We were joined by Anna Martins, a PhD Research Associate for BRIGHTLIGHT, whose Social Psychology thesis looks at how young people develop views about themselves, and how the relationship with their parents influences this process. We also had the welcome company of Sue Morgan, a Nurse Consultant, who has both an MBE and a Masters degree. Sue continues to be one of the main influences in the development of teenage and young adult cancer care and always relishes the opportunity to work directly with young people.
So, there we all were, twenty something young people and academics, ready to start talking about cancer care, watching some performances the company had made, when one of the first things I hear is;
I won't repeat it on here but...
Clearly sex was on the agenda.
That’s something that’s easily forgotten about all young adults, cancer or not, sex is on the agenda. Whilst there’s no use ignoring it, sometimes it’s difficult to broach this subject with a young person. Whether that be because the young person themselves are not comfortable talking about it, or the ‘adult’ in the situation finds it awkward. And because no one really wants to deal with it we all end up in a politeness cycle which means the sex talk gets muffled.
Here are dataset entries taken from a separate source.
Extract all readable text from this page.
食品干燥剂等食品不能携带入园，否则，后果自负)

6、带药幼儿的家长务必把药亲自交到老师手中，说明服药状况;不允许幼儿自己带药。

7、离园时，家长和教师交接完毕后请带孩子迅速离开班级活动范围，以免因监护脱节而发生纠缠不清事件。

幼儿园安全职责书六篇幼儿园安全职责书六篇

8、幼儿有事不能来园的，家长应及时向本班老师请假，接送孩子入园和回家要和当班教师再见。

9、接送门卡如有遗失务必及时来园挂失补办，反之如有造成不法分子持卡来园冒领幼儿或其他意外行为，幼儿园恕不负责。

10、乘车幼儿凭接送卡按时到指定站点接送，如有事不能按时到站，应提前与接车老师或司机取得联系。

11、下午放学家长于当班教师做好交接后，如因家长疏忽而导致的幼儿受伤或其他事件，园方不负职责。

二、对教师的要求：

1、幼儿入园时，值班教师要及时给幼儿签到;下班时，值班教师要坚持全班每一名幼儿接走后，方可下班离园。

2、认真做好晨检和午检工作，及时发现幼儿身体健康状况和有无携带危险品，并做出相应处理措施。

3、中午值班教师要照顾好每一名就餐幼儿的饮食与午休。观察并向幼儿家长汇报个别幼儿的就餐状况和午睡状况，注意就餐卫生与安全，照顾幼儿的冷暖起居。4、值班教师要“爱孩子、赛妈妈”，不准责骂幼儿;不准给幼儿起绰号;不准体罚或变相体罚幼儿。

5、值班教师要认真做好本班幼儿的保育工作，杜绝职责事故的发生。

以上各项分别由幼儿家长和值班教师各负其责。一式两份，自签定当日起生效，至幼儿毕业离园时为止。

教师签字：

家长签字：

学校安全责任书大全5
When talking about sex with young cancer patients each professional has their own approach, and looking at the BRIGHTLIGHT findings it’s clear some of these approaches are better than others, and perhaps a unified training scheme is in order. Using these findings CYC were asked to create short diary entries from the perspective of a young person who’d just had the ‘cancer and sex conversation’ with a medical professional. Our guests pointed out that a lot of the time this conversation takes place whilst parental figures are in the room, which adds another dimension of awkwardness, something highlighted in all the performances we saw;
“I finally asked the doctor “so how is the treatment going to affect my ability to have sex?” When a stifled cough behind me reminded me of the rooms’ forgotten occupant. She shuffled her feet as all the blood in my body rushed to my head but unfortunately did not kill me. “I’m just going to get some water” mum mumbled as she made to leave the room.”
Don’t get me wrong, my own mother and I have a very close relationship, but that doesn’t mean either of us wants to discuss the literal ins and outs of my sex life!
“After the doctor left my mum came back into the room and I talked non-stop about the quality of french cinema, despite only ever having seen half of Amélie once and literally not giving a flying… Not sure I’ll ever be able to look my mum in the eye again”.
Young people need to be well informed about what their options are and be able to make their own choice with that information. So, how do we go about making sure these important conversations are had, without isolating parental figures and without watering down the information? One option from the BRIGHTLIGHT study is about making a young person friendly environment, where young cancer patients are surrounded by their peers and can talk about what to expect from treatment, life after treatment, the annoying things associated with treatment
So, whether making a study or making a show about young people and cancer, we can't just focus on the cancer. You’ve got to also focus on the young person, which means discussing things relevant to them and yep, that includes the sex.